Biden Sells Blue-Collar Workers the American Dream of a Failing China

  • Joe Biden painted a disastrous picture of the Chinese economy to American metalworkers on Wednesday.
  • Calling China “xenophobic,” Biden made some of his harshest comments on Beijing.
  • Denigrating China fits well with Biden’s new electoral cadence, which is to make the American economy a dominant and lasting force.

President Joe Biden presented his version of U.S.-China relations to Pennsylvania steelworkers on Wednesday — that Beijing is not only failing to catch up, but struggling on its own.

As he spoke at the headquarters of the American Steelworkers Union in Pittsburgh, the president’s hyperbolic rhetoric sounded almost Trump-like.

“They have a population that has more retirees than workers,” Biden said of China. “They don’t matter. They’re xenophobic. Nobody else comes in. They have real problems.”

These were some of the harshest comments Biden has ever made about China, although it’s unclear exactly how the president calculated his retirement numbers. China has around 780 million workers, more than half of its population of 1.4 billion, with urban unemployment estimated to be around 5%. But the country is indeed aging rapidly and will experience an unbalanced population, with around 300 million people expected to retire in the next ten years and fewer births than deaths.

Biden, running for his second term in the White House, has reason to step up anti-China rhetoric even as Washington and Beijing try to ease tensions this year. He and his opponent, former President Donald Trump, have long campaigned to be tougher on Beijing, and Trump has pledged to impose significant tariffs on foreign goods.

Instead of presenting himself as Mr. Fix-It, or a lone warrior fighting the good fight against a strong Beijing, Biden told blue-collar workers on Wednesday that competition, as it stands, already overwhelmingly favors America .

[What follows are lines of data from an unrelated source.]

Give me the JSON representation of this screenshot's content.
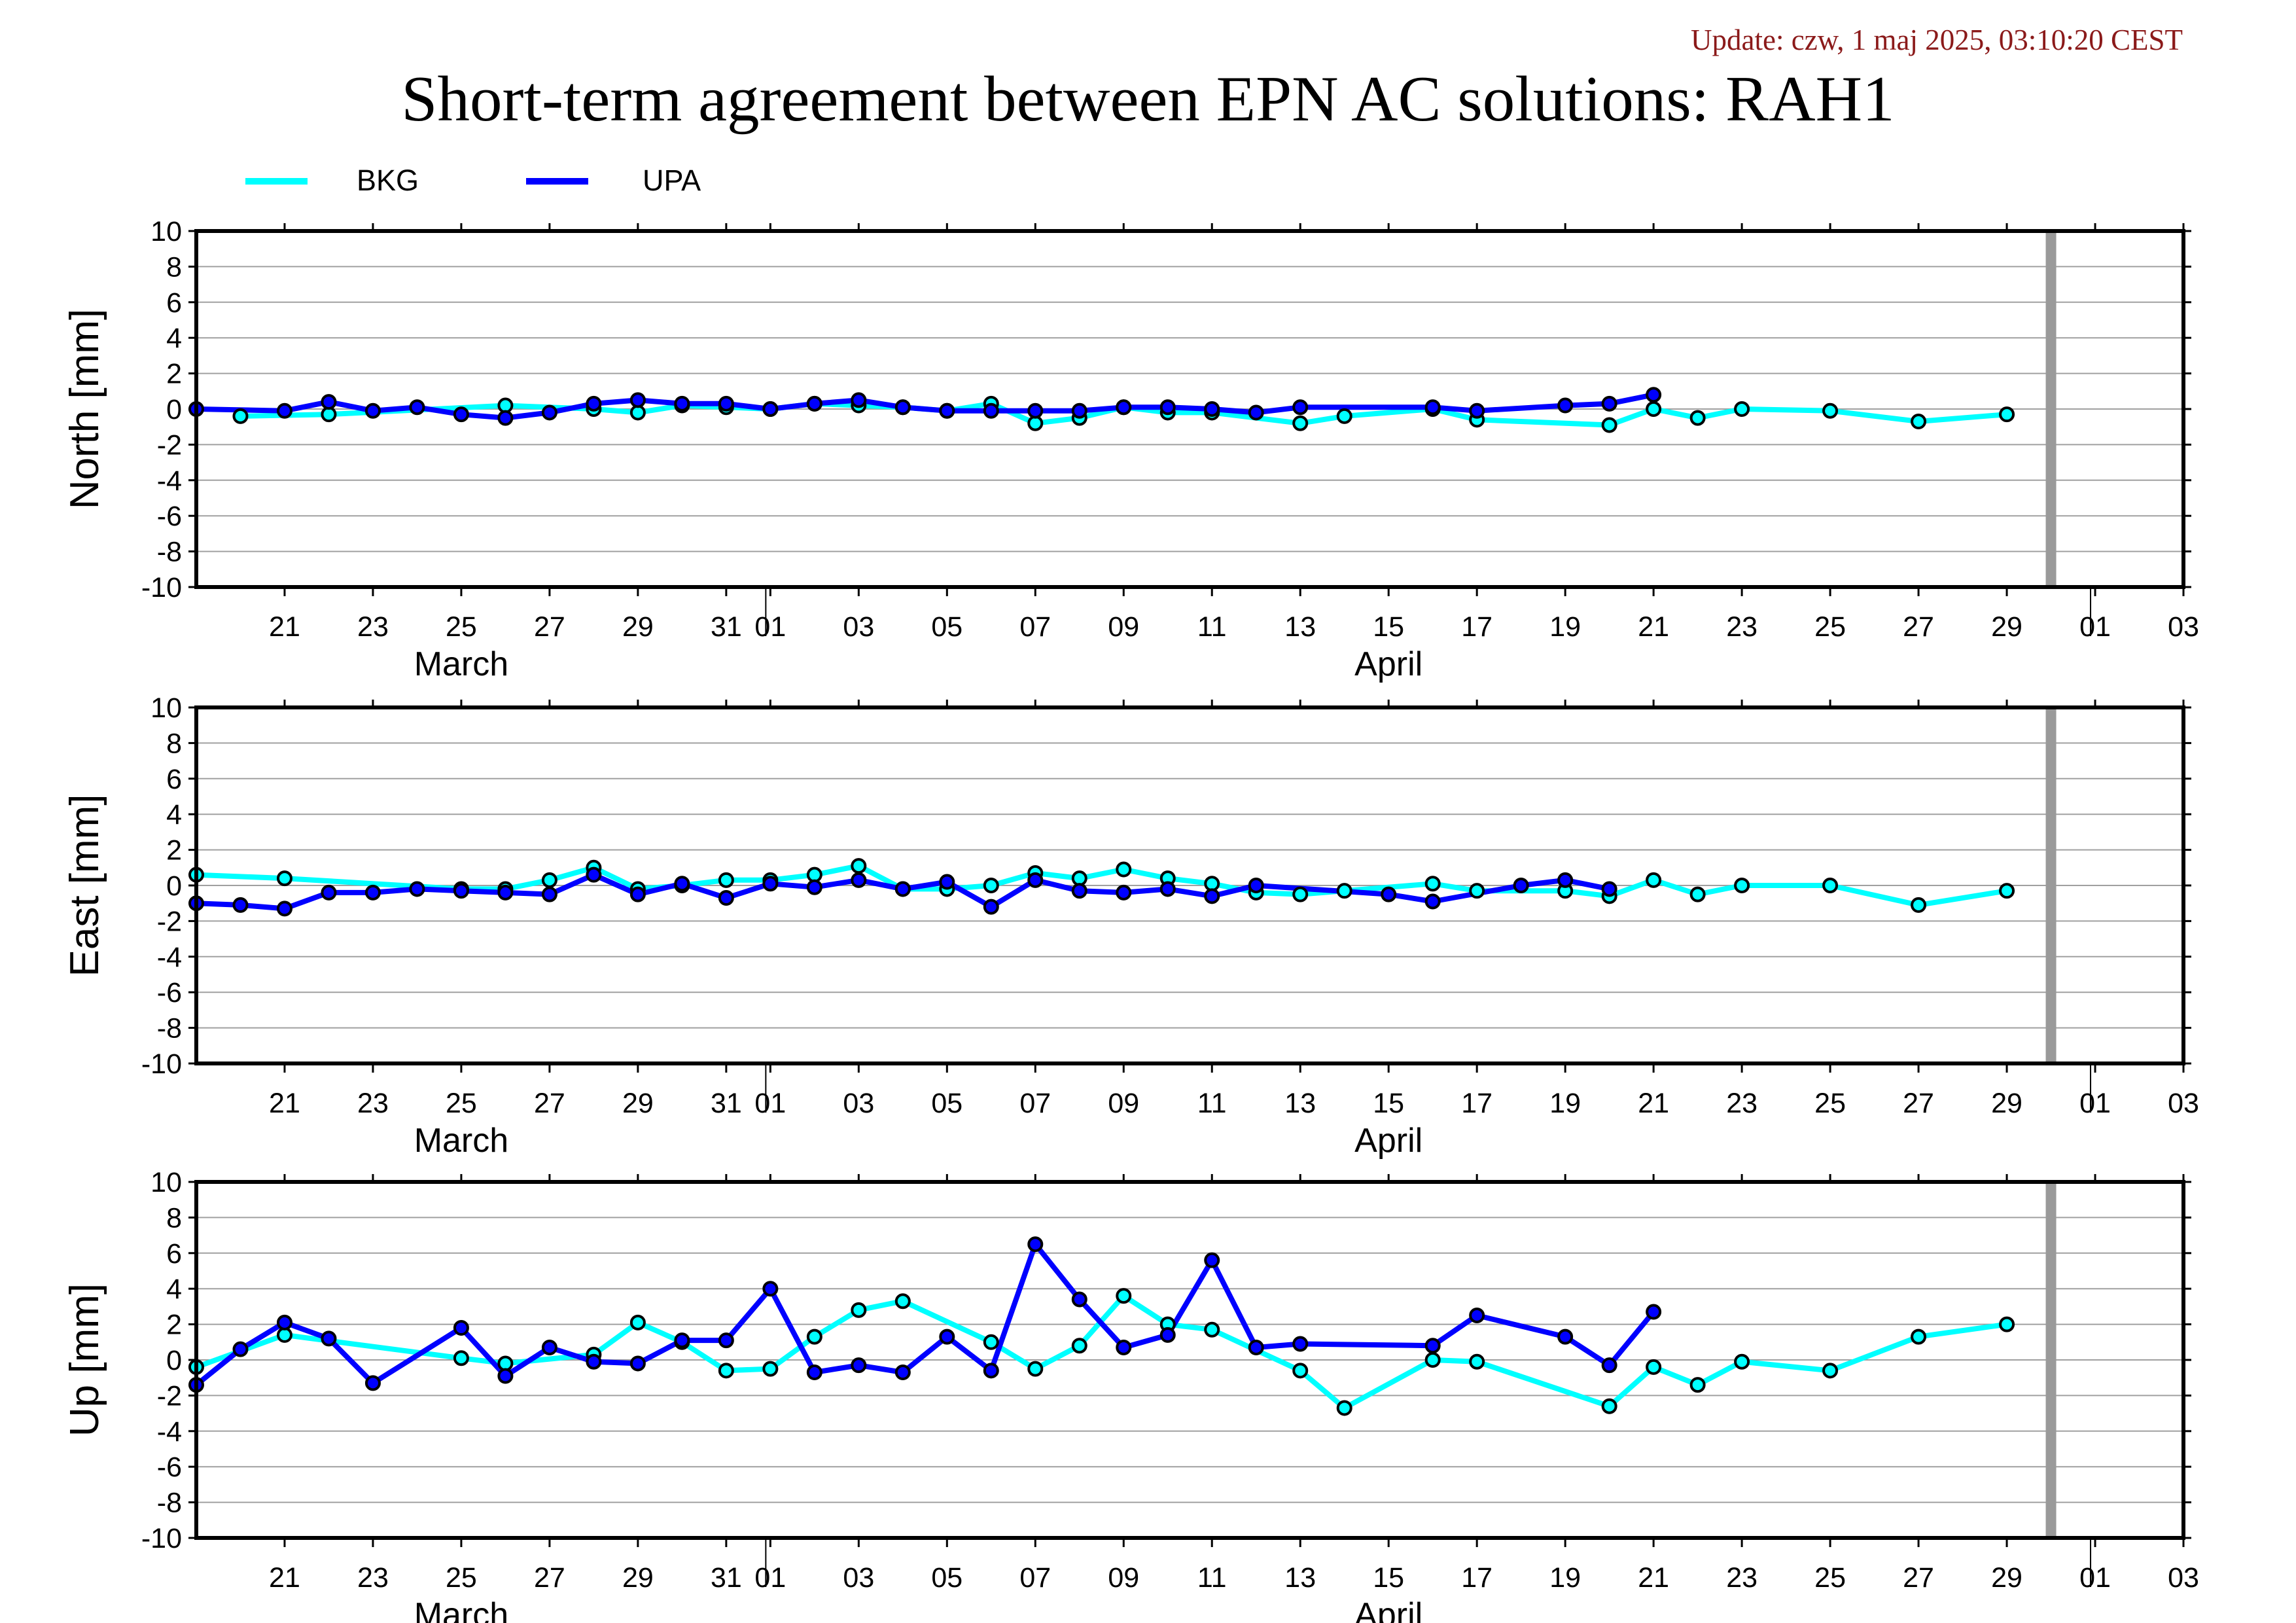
{
  "header": {
    "update": "Update: czw, 1 maj 2025, 03:10:20 CEST",
    "title": "Short-term agreement between EPN AC solutions: RAH1"
  },
  "legend": [
    {
      "name": "BKG",
      "color": "#00ffff"
    },
    {
      "name": "UPA",
      "color": "#0000ff"
    }
  ],
  "chart_data": [
    {
      "type": "line",
      "ylabel": "North [mm]",
      "ylim": [
        -10,
        10
      ],
      "yticks": [
        -10,
        -8,
        -6,
        -4,
        -2,
        0,
        2,
        4,
        6,
        8,
        10
      ],
      "xlim": [
        "2025-03-19",
        "2025-05-03"
      ],
      "xtick_labels": [
        "21",
        "23",
        "25",
        "27",
        "29",
        "31",
        "01",
        "03",
        "05",
        "07",
        "09",
        "11",
        "13",
        "15",
        "17",
        "19",
        "21",
        "23",
        "25",
        "27",
        "29",
        "01",
        "03"
      ],
      "xtick_dates": [
        "2025-03-21",
        "2025-03-23",
        "2025-03-25",
        "2025-03-27",
        "2025-03-29",
        "2025-03-31",
        "2025-04-01",
        "2025-04-03",
        "2025-04-05",
        "2025-04-07",
        "2025-04-09",
        "2025-04-11",
        "2025-04-13",
        "2025-04-15",
        "2025-04-17",
        "2025-04-19",
        "2025-04-21",
        "2025-04-23",
        "2025-04-25",
        "2025-04-27",
        "2025-04-29",
        "2025-05-01",
        "2025-05-03"
      ],
      "month_labels": [
        {
          "label": "March",
          "date": "2025-03-25"
        },
        {
          "label": "April",
          "date": "2025-04-15"
        }
      ],
      "month_boundaries": [
        "2025-04-01",
        "2025-05-01"
      ],
      "marker_line": "2025-04-30",
      "grid": true,
      "series": [
        {
          "name": "BKG",
          "color": "#00ffff",
          "points": [
            [
              "2025-03-20",
              -0.4
            ],
            [
              "2025-03-22",
              -0.3
            ],
            [
              "2025-03-26",
              0.2
            ],
            [
              "2025-03-28",
              0.0
            ],
            [
              "2025-03-29",
              -0.2
            ],
            [
              "2025-03-30",
              0.2
            ],
            [
              "2025-03-31",
              0.1
            ],
            [
              "2025-04-01",
              0.0
            ],
            [
              "2025-04-02",
              0.3
            ],
            [
              "2025-04-03",
              0.2
            ],
            [
              "2025-04-04",
              0.1
            ],
            [
              "2025-04-05",
              -0.1
            ],
            [
              "2025-04-06",
              0.3
            ],
            [
              "2025-04-07",
              -0.8
            ],
            [
              "2025-04-08",
              -0.5
            ],
            [
              "2025-04-09",
              0.1
            ],
            [
              "2025-04-10",
              -0.2
            ],
            [
              "2025-04-11",
              -0.2
            ],
            [
              "2025-04-13",
              -0.8
            ],
            [
              "2025-04-14",
              -0.4
            ],
            [
              "2025-04-16",
              0.0
            ],
            [
              "2025-04-17",
              -0.6
            ],
            [
              "2025-04-20",
              -0.9
            ],
            [
              "2025-04-21",
              0.0
            ],
            [
              "2025-04-22",
              -0.5
            ],
            [
              "2025-04-23",
              0.0
            ],
            [
              "2025-04-25",
              -0.1
            ],
            [
              "2025-04-27",
              -0.7
            ],
            [
              "2025-04-29",
              -0.3
            ]
          ]
        },
        {
          "name": "UPA",
          "color": "#0000ff",
          "points": [
            [
              "2025-03-19",
              0.0
            ],
            [
              "2025-03-21",
              -0.1
            ],
            [
              "2025-03-22",
              0.4
            ],
            [
              "2025-03-23",
              -0.1
            ],
            [
              "2025-03-24",
              0.1
            ],
            [
              "2025-03-25",
              -0.3
            ],
            [
              "2025-03-26",
              -0.5
            ],
            [
              "2025-03-27",
              -0.2
            ],
            [
              "2025-03-28",
              0.3
            ],
            [
              "2025-03-29",
              0.5
            ],
            [
              "2025-03-30",
              0.3
            ],
            [
              "2025-03-31",
              0.3
            ],
            [
              "2025-04-01",
              0.0
            ],
            [
              "2025-04-02",
              0.3
            ],
            [
              "2025-04-03",
              0.5
            ],
            [
              "2025-04-04",
              0.1
            ],
            [
              "2025-04-05",
              -0.1
            ],
            [
              "2025-04-06",
              -0.1
            ],
            [
              "2025-04-07",
              -0.1
            ],
            [
              "2025-04-08",
              -0.1
            ],
            [
              "2025-04-09",
              0.1
            ],
            [
              "2025-04-10",
              0.1
            ],
            [
              "2025-04-11",
              0.0
            ],
            [
              "2025-04-12",
              -0.2
            ],
            [
              "2025-04-13",
              0.1
            ],
            [
              "2025-04-16",
              0.1
            ],
            [
              "2025-04-17",
              -0.1
            ],
            [
              "2025-04-19",
              0.2
            ],
            [
              "2025-04-20",
              0.3
            ],
            [
              "2025-04-21",
              0.8
            ]
          ]
        }
      ]
    },
    {
      "type": "line",
      "ylabel": "East [mm]",
      "ylim": [
        -10,
        10
      ],
      "yticks": [
        -10,
        -8,
        -6,
        -4,
        -2,
        0,
        2,
        4,
        6,
        8,
        10
      ],
      "xlim": [
        "2025-03-19",
        "2025-05-03"
      ],
      "xtick_labels": [
        "21",
        "23",
        "25",
        "27",
        "29",
        "31",
        "01",
        "03",
        "05",
        "07",
        "09",
        "11",
        "13",
        "15",
        "17",
        "19",
        "21",
        "23",
        "25",
        "27",
        "29",
        "01",
        "03"
      ],
      "xtick_dates": [
        "2025-03-21",
        "2025-03-23",
        "2025-03-25",
        "2025-03-27",
        "2025-03-29",
        "2025-03-31",
        "2025-04-01",
        "2025-04-03",
        "2025-04-05",
        "2025-04-07",
        "2025-04-09",
        "2025-04-11",
        "2025-04-13",
        "2025-04-15",
        "2025-04-17",
        "2025-04-19",
        "2025-04-21",
        "2025-04-23",
        "2025-04-25",
        "2025-04-27",
        "2025-04-29",
        "2025-05-01",
        "2025-05-03"
      ],
      "month_labels": [
        {
          "label": "March",
          "date": "2025-03-25"
        },
        {
          "label": "April",
          "date": "2025-04-15"
        }
      ],
      "month_boundaries": [
        "2025-04-01",
        "2025-05-01"
      ],
      "marker_line": "2025-04-30",
      "grid": true,
      "series": [
        {
          "name": "BKG",
          "color": "#00ffff",
          "points": [
            [
              "2025-03-19",
              0.6
            ],
            [
              "2025-03-21",
              0.4
            ],
            [
              "2025-03-25",
              -0.2
            ],
            [
              "2025-03-26",
              -0.2
            ],
            [
              "2025-03-27",
              0.3
            ],
            [
              "2025-03-28",
              1.0
            ],
            [
              "2025-03-29",
              -0.2
            ],
            [
              "2025-03-30",
              0.0
            ],
            [
              "2025-03-31",
              0.3
            ],
            [
              "2025-04-01",
              0.3
            ],
            [
              "2025-04-02",
              0.6
            ],
            [
              "2025-04-03",
              1.1
            ],
            [
              "2025-04-04",
              -0.2
            ],
            [
              "2025-04-05",
              -0.2
            ],
            [
              "2025-04-06",
              0.0
            ],
            [
              "2025-04-07",
              0.7
            ],
            [
              "2025-04-08",
              0.4
            ],
            [
              "2025-04-09",
              0.9
            ],
            [
              "2025-04-10",
              0.4
            ],
            [
              "2025-04-11",
              0.1
            ],
            [
              "2025-04-12",
              -0.4
            ],
            [
              "2025-04-13",
              -0.5
            ],
            [
              "2025-04-14",
              -0.3
            ],
            [
              "2025-04-16",
              0.1
            ],
            [
              "2025-04-17",
              -0.3
            ],
            [
              "2025-04-19",
              -0.3
            ],
            [
              "2025-04-20",
              -0.6
            ],
            [
              "2025-04-21",
              0.3
            ],
            [
              "2025-04-22",
              -0.5
            ],
            [
              "2025-04-23",
              0.0
            ],
            [
              "2025-04-25",
              0.0
            ],
            [
              "2025-04-27",
              -1.1
            ],
            [
              "2025-04-29",
              -0.3
            ]
          ]
        },
        {
          "name": "UPA",
          "color": "#0000ff",
          "points": [
            [
              "2025-03-19",
              -1.0
            ],
            [
              "2025-03-20",
              -1.1
            ],
            [
              "2025-03-21",
              -1.3
            ],
            [
              "2025-03-22",
              -0.4
            ],
            [
              "2025-03-23",
              -0.4
            ],
            [
              "2025-03-24",
              -0.2
            ],
            [
              "2025-03-25",
              -0.3
            ],
            [
              "2025-03-26",
              -0.4
            ],
            [
              "2025-03-27",
              -0.5
            ],
            [
              "2025-03-28",
              0.6
            ],
            [
              "2025-03-29",
              -0.5
            ],
            [
              "2025-03-30",
              0.1
            ],
            [
              "2025-03-31",
              -0.7
            ],
            [
              "2025-04-01",
              0.1
            ],
            [
              "2025-04-02",
              -0.1
            ],
            [
              "2025-04-03",
              0.3
            ],
            [
              "2025-04-04",
              -0.2
            ],
            [
              "2025-04-05",
              0.2
            ],
            [
              "2025-04-06",
              -1.2
            ],
            [
              "2025-04-07",
              0.3
            ],
            [
              "2025-04-08",
              -0.3
            ],
            [
              "2025-04-09",
              -0.4
            ],
            [
              "2025-04-10",
              -0.2
            ],
            [
              "2025-04-11",
              -0.6
            ],
            [
              "2025-04-12",
              0.0
            ],
            [
              "2025-04-15",
              -0.5
            ],
            [
              "2025-04-16",
              -0.9
            ],
            [
              "2025-04-18",
              0.0
            ],
            [
              "2025-04-19",
              0.3
            ],
            [
              "2025-04-20",
              -0.2
            ]
          ]
        }
      ]
    },
    {
      "type": "line",
      "ylabel": "Up [mm]",
      "ylim": [
        -10,
        10
      ],
      "yticks": [
        -10,
        -8,
        -6,
        -4,
        -2,
        0,
        2,
        4,
        6,
        8,
        10
      ],
      "xlim": [
        "2025-03-19",
        "2025-05-03"
      ],
      "xtick_labels": [
        "21",
        "23",
        "25",
        "27",
        "29",
        "31",
        "01",
        "03",
        "05",
        "07",
        "09",
        "11",
        "13",
        "15",
        "17",
        "19",
        "21",
        "23",
        "25",
        "27",
        "29",
        "01",
        "03"
      ],
      "xtick_dates": [
        "2025-03-21",
        "2025-03-23",
        "2025-03-25",
        "2025-03-27",
        "2025-03-29",
        "2025-03-31",
        "2025-04-01",
        "2025-04-03",
        "2025-04-05",
        "2025-04-07",
        "2025-04-09",
        "2025-04-11",
        "2025-04-13",
        "2025-04-15",
        "2025-04-17",
        "2025-04-19",
        "2025-04-21",
        "2025-04-23",
        "2025-04-25",
        "2025-04-27",
        "2025-04-29",
        "2025-05-01",
        "2025-05-03"
      ],
      "month_labels": [
        {
          "label": "March",
          "date": "2025-03-25"
        },
        {
          "label": "April",
          "date": "2025-04-15"
        }
      ],
      "month_boundaries": [
        "2025-04-01",
        "2025-05-01"
      ],
      "marker_line": "2025-04-30",
      "grid": true,
      "series": [
        {
          "name": "BKG",
          "color": "#00ffff",
          "points": [
            [
              "2025-03-19",
              -0.4
            ],
            [
              "2025-03-21",
              1.4
            ],
            [
              "2025-03-25",
              0.1
            ],
            [
              "2025-03-26",
              -0.2
            ],
            [
              "2025-03-28",
              0.3
            ],
            [
              "2025-03-29",
              2.1
            ],
            [
              "2025-03-30",
              1.0
            ],
            [
              "2025-03-31",
              -0.6
            ],
            [
              "2025-04-01",
              -0.5
            ],
            [
              "2025-04-02",
              1.3
            ],
            [
              "2025-04-03",
              2.8
            ],
            [
              "2025-04-04",
              3.3
            ],
            [
              "2025-04-06",
              1.0
            ],
            [
              "2025-04-07",
              -0.5
            ],
            [
              "2025-04-08",
              0.8
            ],
            [
              "2025-04-09",
              3.6
            ],
            [
              "2025-04-10",
              2.0
            ],
            [
              "2025-04-11",
              1.7
            ],
            [
              "2025-04-13",
              -0.6
            ],
            [
              "2025-04-14",
              -2.7
            ],
            [
              "2025-04-16",
              0.0
            ],
            [
              "2025-04-17",
              -0.1
            ],
            [
              "2025-04-20",
              -2.6
            ],
            [
              "2025-04-21",
              -0.4
            ],
            [
              "2025-04-22",
              -1.4
            ],
            [
              "2025-04-23",
              -0.1
            ],
            [
              "2025-04-25",
              -0.6
            ],
            [
              "2025-04-27",
              1.3
            ],
            [
              "2025-04-29",
              2.0
            ]
          ]
        },
        {
          "name": "UPA",
          "color": "#0000ff",
          "points": [
            [
              "2025-03-19",
              -1.4
            ],
            [
              "2025-03-20",
              0.6
            ],
            [
              "2025-03-21",
              2.1
            ],
            [
              "2025-03-22",
              1.2
            ],
            [
              "2025-03-23",
              -1.3
            ],
            [
              "2025-03-25",
              1.8
            ],
            [
              "2025-03-26",
              -0.9
            ],
            [
              "2025-03-27",
              0.7
            ],
            [
              "2025-03-28",
              -0.1
            ],
            [
              "2025-03-29",
              -0.2
            ],
            [
              "2025-03-30",
              1.1
            ],
            [
              "2025-03-31",
              1.1
            ],
            [
              "2025-04-01",
              4.0
            ],
            [
              "2025-04-02",
              -0.7
            ],
            [
              "2025-04-03",
              -0.3
            ],
            [
              "2025-04-04",
              -0.7
            ],
            [
              "2025-04-05",
              1.3
            ],
            [
              "2025-04-06",
              -0.6
            ],
            [
              "2025-04-07",
              6.5
            ],
            [
              "2025-04-08",
              3.4
            ],
            [
              "2025-04-09",
              0.7
            ],
            [
              "2025-04-10",
              1.4
            ],
            [
              "2025-04-11",
              5.6
            ],
            [
              "2025-04-12",
              0.7
            ],
            [
              "2025-04-13",
              0.9
            ],
            [
              "2025-04-16",
              0.8
            ],
            [
              "2025-04-17",
              2.5
            ],
            [
              "2025-04-19",
              1.3
            ],
            [
              "2025-04-20",
              -0.3
            ],
            [
              "2025-04-21",
              2.7
            ]
          ]
        }
      ]
    }
  ]
}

His message to Pittsburgh was clear: China is in trouble. He told steelworkers that he often asks world leaders if they would trade places with China and its problems.

“Trump just doesn’t get it,” he said. “For years, I have heard many of my Republican and even Democratic friends say that China is booming and America is lagging behind.”

“I always thought we had it all wrong,” Biden added. “America is booming, we have the best economy in the world.”

Boasting about the robustness of the U.S. economy has been a key pillar of Biden’s re-election campaign, as his Republican opponents have claimed throughout his term that the U.S. economy was struggling under his watch.

There is another rhetorical implication to Biden’s mocking China’s problems. By exalting the U.S. position and downplaying China’s, Biden avoided the common narrative that a rising China would come into conflict or even go to war with the United States as China catches up.

“I want fair competition with China, not conflict, and we are in a stronger position to win the 21st century economic competition against China or anyone else,” Biden said.

At the same time, he announced the tripling of customs duties of 7.5% on Chinese steel and aluminum. China, fueled by public funds, produces large quantities of steel and sells it cheaply in the US market, which Biden called “cheating.”

The Chinese Embassy in Washington did not immediately respond to a request for comment sent outside of normal business hours by Business Insider.

The president also pledged to block the $14.9 billion sale of US Steel to Japan’s Nippon Steel, once again highlighting the benefits of investing in an already strong US economy.

“An American company, operated by American union steelworkers, the best in the world,” Biden said.

The metal industry provides more than 120,000 jobs in Pennsylvania and some $33 billion in economic output, according to an April 2023 report released by the Pennsylvania Steel Alliance.

Pennsylvania, a vital swing state for the 2024 election, voted for Biden by a margin of 1.2% in 2020.